Chef Troy Williams Leads Students to Success in the Kitchen


Fortune recently partnered with Careers through Culinary Arts Program (C-CAP) to provide culinary instruction and ServSafe certification for participants interested in culinary arts. The five-week intensive program equips students with the necessary tools to pursue a career in the restaurant and hospitality industry. While studying with C-CAP, students learn sanitation and safety practices, basic cooking techniques and numerous recipes under the supervision of a professional chef.  

Troy Williams, a longtime chef with C-CAP, acts as a coordinator of their program with Fortune. As an advocate for youth and formerly incarcerated individuals, Troy previously worked with Ballou STAY Opportunity Academy, a specialized diploma program dedicated to empowering young adults to continue their education. Now, he is thrilled to continue this work with Fortune.  

“I like to work with people who have been in trouble or just can’t find their way. I have an interest in… helping people find their way.”  

At the start of the program participants are eager to learn and gain new culinary skills. However, before students can begin cooking in the kitchen, the course instructor must first stress the importance of sanitation and safety. Students spend much of the course preparing for their ServSafe exam, which will assess their knowledge of preventing foodborne illnesses and cross contamination, as well as their overall career readiness. When applying to work in food service, a ServSafe certification proves to an employer that the candidate has a strong understanding of food safety in a restaurant setting. 

Students can expect to take weekly quizzes on sanitation practices in preparation for their exam, and this knowledge is tested every time they enter the kitchen.  

“We ask, ‘Okay, where is your sanitation bucket? Where are your gloves, your hairnet? Is your uniform properly washed? Are you washing your hands?’”   

Some of the participants joining the program may have little to no experience in the culinary arts, and with this in mind, the course is structured so everyone returns to the basics. Following sanitation, students then begin to learn basic cooking techniques and recipes. Each class begins with an instructional lesson reviewing a new recipe or skill and concludes with a cooking lab.  

“We start with simple knife cuts, and we’ll maybe make a chicken noodle soup to see those different cuts. Then gradually, we’ll go into entrees, breaking down meats, fileting meat and fish.”  

 The program stresses the importance of a disciplined mindset, both in and out of the kitchen. Students follow what Troy refers to as “The Four C’s:” Communication, Consistency, Competency and Candor, encouraging them to ask for help, work together and accept their mistakes. There are some participants who may seem more hesitant in the kitchen, but Troy said the companionship among the students is a powerful tool. They often encourage each other to persevere through mistakes or frustrations. 

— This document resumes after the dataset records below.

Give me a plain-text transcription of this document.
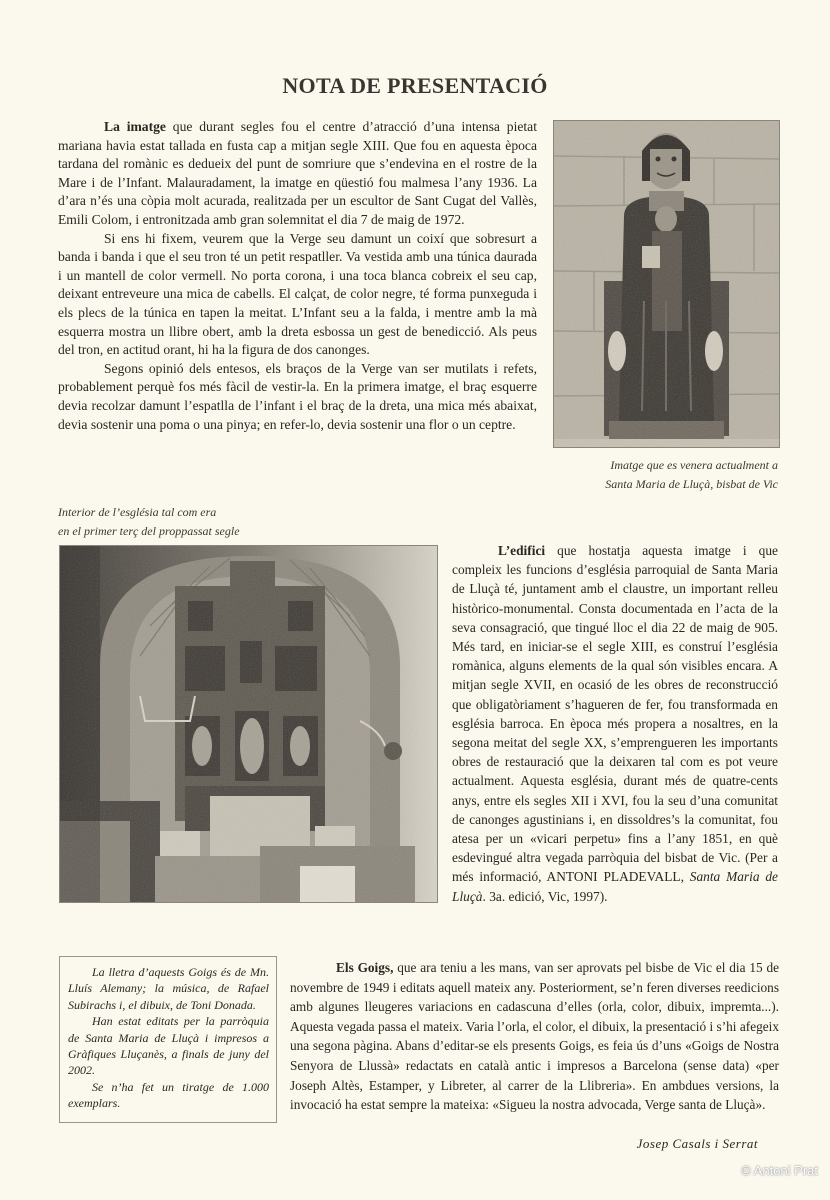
NOTA DE PRESENTACIÓ

La imatge que durant segles fou el centre d’atracció d’una intensa pietat mariana havia estat tallada en fusta cap a mitjan segle XIII. Que fou en aquesta època tardana del romànic es dedueix del punt de somriure que s’endevina en el rostre de la Mare i de l’Infant. Malauradament, la imatge en qüestió fou malmesa l’any 1936. La d’ara n’és una còpia molt acurada, realitzada per un escultor de Sant Cugat del Vallès, Emili Colom, i entronitzada amb gran solemnitat el dia 7 de maig de 1972.

Si ens hi fixem, veurem que la Verge seu damunt un coixí que sobresurt a banda i banda i que el seu tron té un petit respatller. Va vestida amb una túnica daurada i un mantell de color vermell. No porta corona, i una toca blanca cobreix el seu cap, deixant entreveure una mica de cabells. El calçat, de color negre, té forma punxeguda i els plecs de la túnica en tapen la meitat. L’Infant seu a la falda, i mentre amb la mà esquerra mostra un llibre obert, amb la dreta esbossa un gest de benedicció. Als peus del tron, en actitud orant, hi ha la figura de dos canonges.

Segons opinió dels entesos, els braços de la Verge van ser mutilats i refets, probablement perquè fos més fàcil de vestir-la. En la primera imatge, el braç esquerre devia recolzar damunt l’espatlla de l’infant i el braç de la dreta, una mica més abaixat, devia sostenir una poma o una pinya; en refer-lo, devia sostenir una flor o un ceptre.

Imatge que es venera actualment a
Santa Maria de Lluçà, bisbat de Vic
Interior de l’església tal com era
en el primer terç del proppassat segle

L’edifici que hostatja aquesta imatge i que compleix les funcions d’església parroquial de Santa Maria de Lluçà té, juntament amb el claustre, un important relleu històrico-monumental. Consta documentada en l’acta de la seva consagració, que tingué lloc el dia 22 de maig de 905. Més tard, en iniciar-se el segle XIII, es construí l’església romànica, alguns elements de la qual són visibles encara. A mitjan segle XVII, en ocasió de les obres de reconstrucció que obligatòriament s’hagueren de fer, fou transformada en església barroca. En època més propera a nosaltres, en la segona meitat del segle XX, s’emprengueren les importants obres de restauració que la deixaren tal com es pot veure actualment. Aquesta església, durant més de quatre-cents anys, entre els segles XII i XVI, fou la seu d’una comunitat de canonges agustinians i, en dissoldres’s la comunitat, fou atesa per un «vicari perpetu» fins a l’any 1851, en què esdevingué altra vegada parròquia del bisbat de Vic. (Per a més informació, ANTONI PLADEVALL, Santa Maria de Lluçà. 3a. edició, Vic, 1997).

La lletra d’aquests Goigs és de Mn. Lluís Alemany; la música, de Rafael Subirachs i, el dibuix, de Toni Donada.

Han estat editats per la parròquia de Santa Maria de Lluçà i impresos a Gràfiques Lluçanès, a finals de juny del 2002.

Se n’ha fet un tiratge de 1.000 exemplars.

Els Goigs, que ara teniu a les mans, van ser aprovats pel bisbe de Vic el dia 15 de novembre de 1949 i editats aquell mateix any. Posteriorment, se’n feren diverses reedicions amb algunes lleugeres variacions en cadascuna d’elles (orla, color, dibuix, impremta...). Aquesta vegada passa el mateix. Varia l’orla, el color, el dibuix, la presentació i s’hi afegeix una segona pàgina. Abans d’editar-se els presents Goigs, es feia ús d’uns «Goigs de Nostra Senyora de Llussà» redactats en català antic i impresos a Barcelona (sense data) «per Joseph Altès, Estamper, y Libreter, al carrer de la Llibreria». En ambdues versions, la invocació ha estat sempre la mateixa: «Sigueu la nostra advocada, Verge santa de Lluçà».

Josep Casals i Serrat
© Antoni Prat
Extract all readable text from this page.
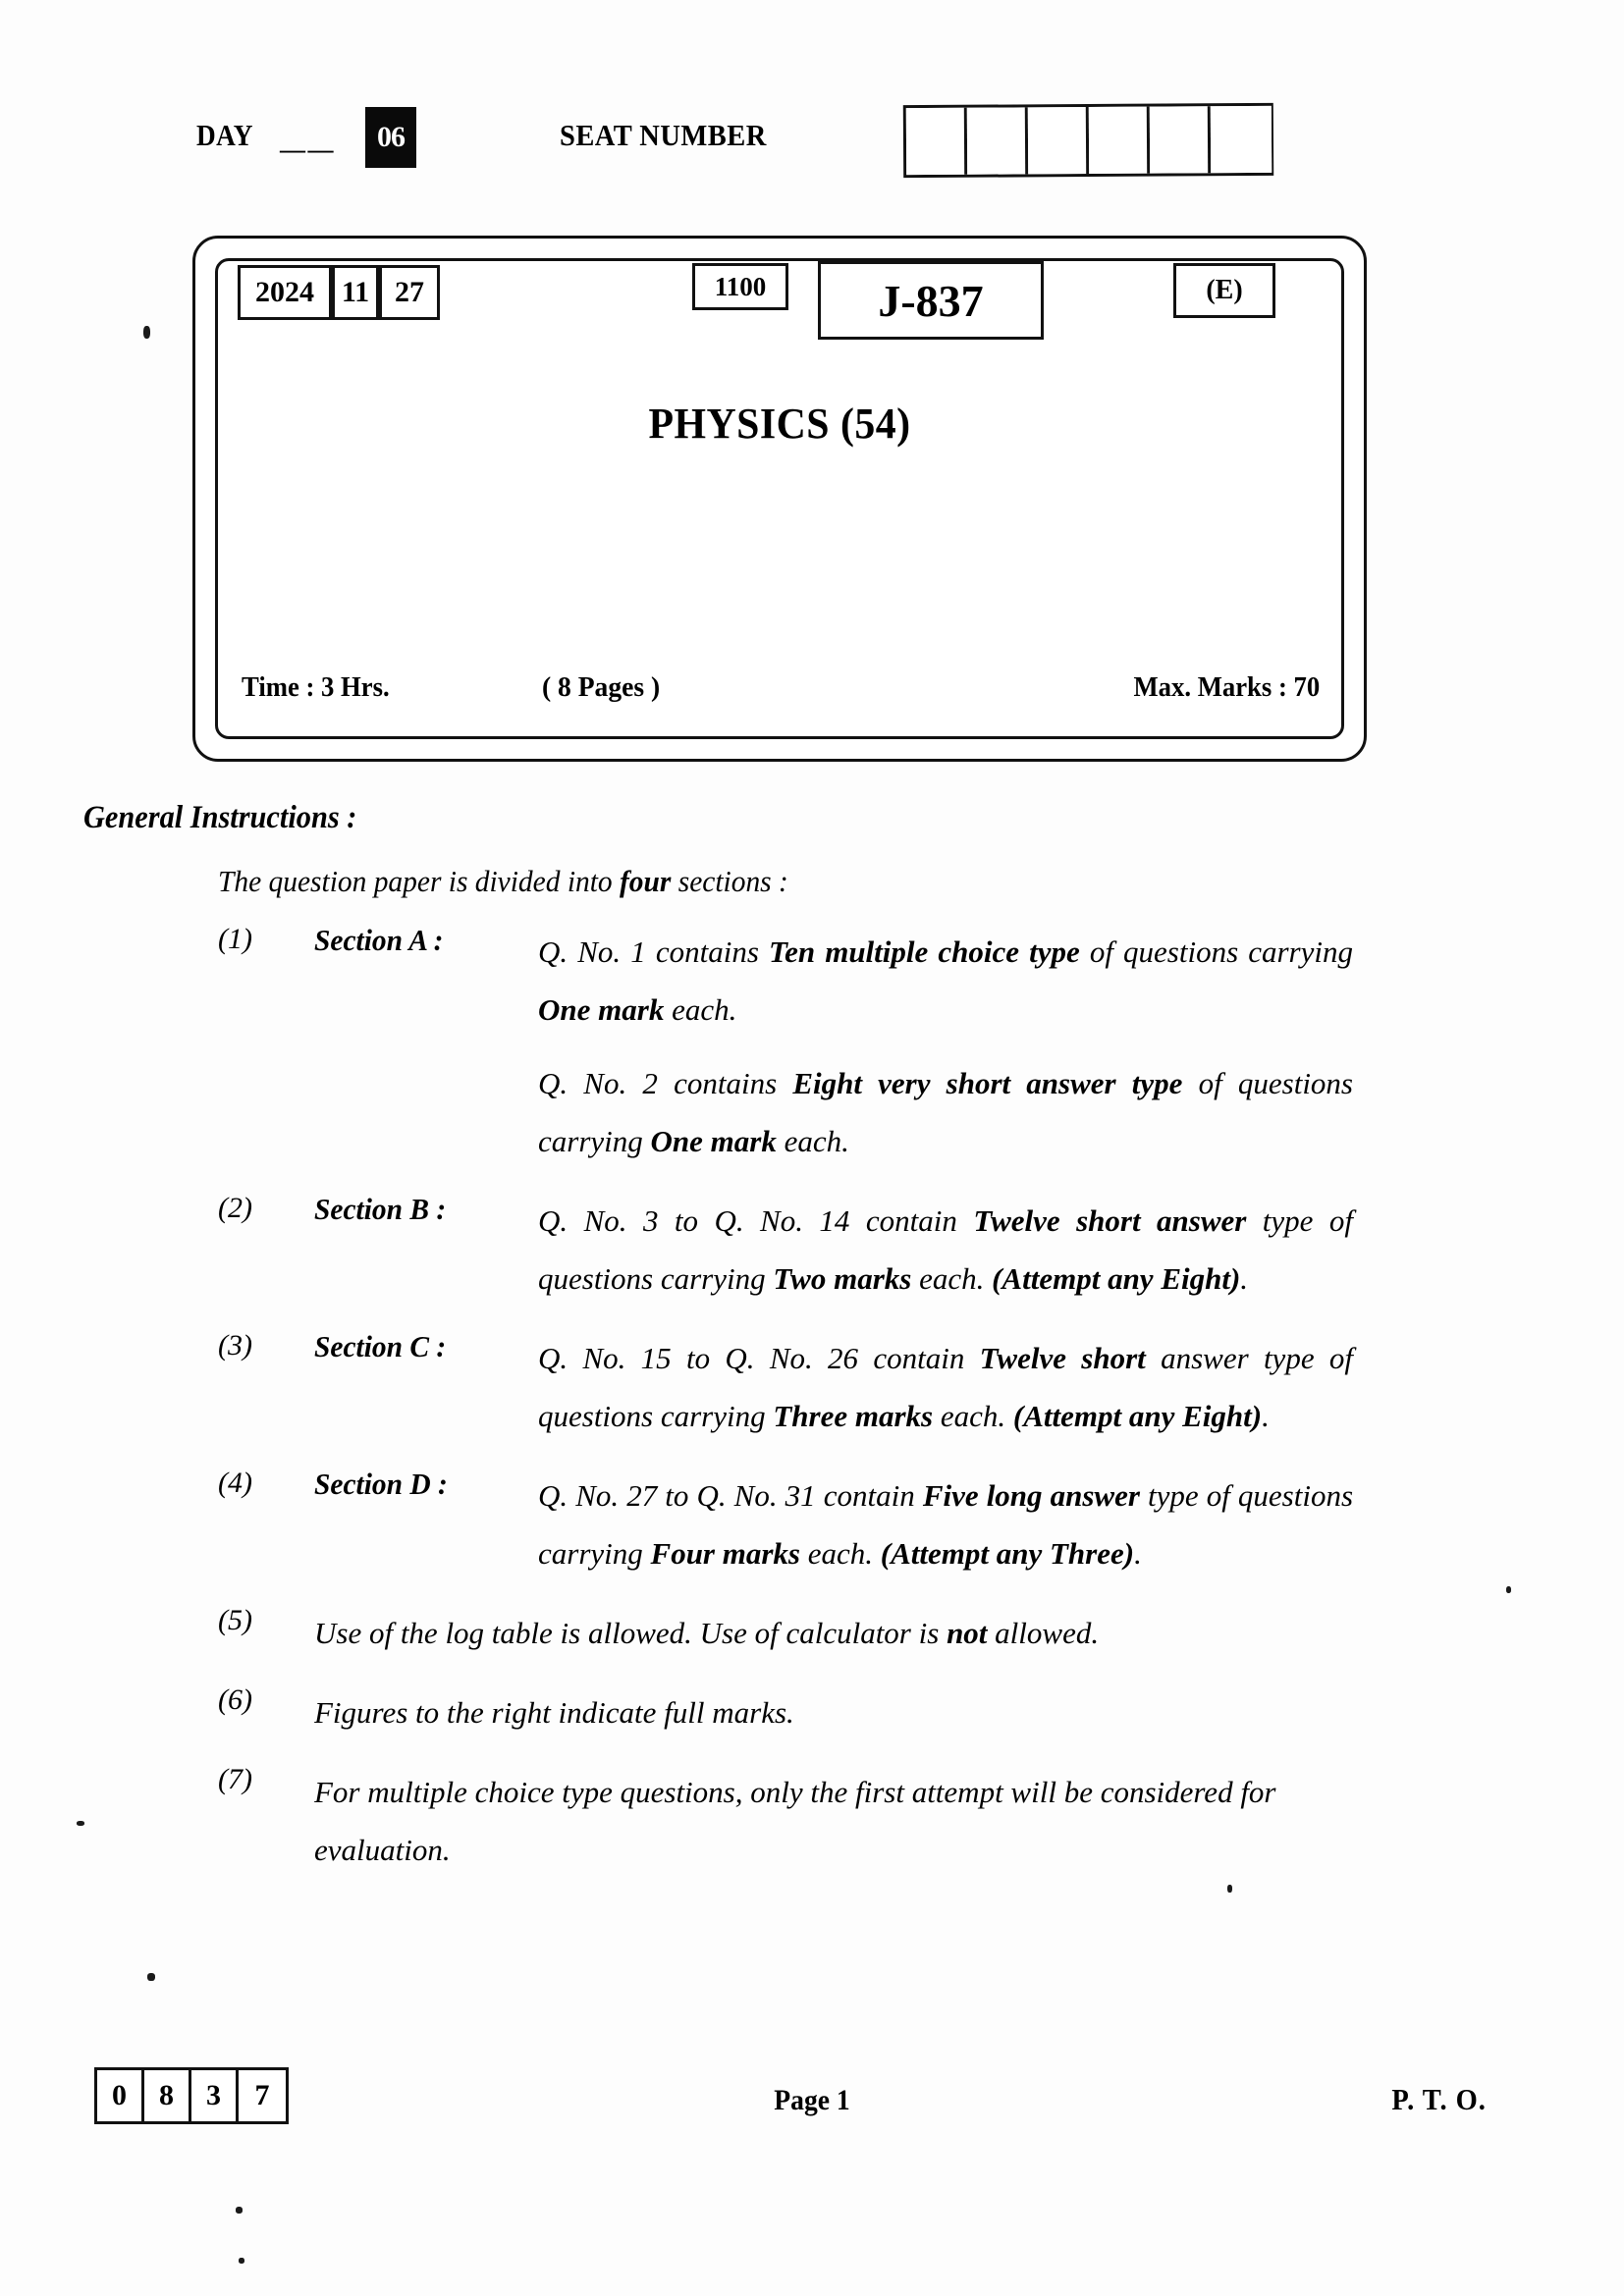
DAY — —	06	SEAT NUMBER
2024 11 27	1100	J-837	(E)
PHYSICS (54)
Time : 3 Hrs.	( 8 Pages )	Max. Marks : 70
General Instructions :
The question paper is divided into four sections :
(1)	Section A :	Q. No. 1 contains Ten multiple choice type of questions carrying One mark each.

Q. No. 2 contains Eight very short answer type of questions carrying One mark each.

(2)	Section B :	Q. No. 3 to Q. No. 14 contain Twelve short answer type of questions carrying Two marks each. (Attempt any Eight).

(3)	Section C :	Q. No. 15 to Q. No. 26 contain Twelve short answer type of questions carrying Three marks each. (Attempt any Eight).

(4)	Section D :	Q. No. 27 to Q. No. 31 contain Five long answer type of questions carrying Four marks each. (Attempt any Three).

(5)	Use of the log table is allowed. Use of calculator is not allowed.

(6)	Figures to the right indicate full marks.

(7)	For multiple choice type questions, only the first attempt will be considered for evaluation.

0	8	3	7	Page 1	P. T. O.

“You’re going to make mistakes. And we’ll either tell you, ‘If you made this mistake, here is how to fix it,’ or, ‘Look at what you just made.’ A lot of times in cooking, mistakes are your discoveries. You won’t be kicked out or reprimanded. We just keep moving until we find the right way.” 

To finish off the course, the students have a graduation ceremony to honor their hard work. Families will join the celebration, and students cook and serve some of the dishes they learned to make in the program.  

“It can be hard to get them to focus on cooking because they’re so excited to get their certificate and move forward.” 

Participants also gain access to a vast network of connections through C-CAP’s many partnerships, such as with Eataly in Manhattan and at the Entrepreneur Space in Queens. With these connections, students can follow a career path in contract food services, restaurants or other career directions they’re interested in pursuing. Many students have even expressed interest in returning to teach with C-CAP for future classes. They see this as a tool of motivation for the students.  

“The ones who get hired… they’re always there assisting the new classes. Once the students see that, it motivates them to want to do good so they can do the same thing.”  

C-CAP equips participants with a strong support system to help them flourish throughout their careers. Troy has remained in contact with many students during his time as a chef with the program, and he remains a positive resource and mentor for past and current students. He expresses that any student, even years in the future, is welcome to reach out for guidance.  

“Once you’re a part of C-CAP, you’re in C-CAP for your whole career.”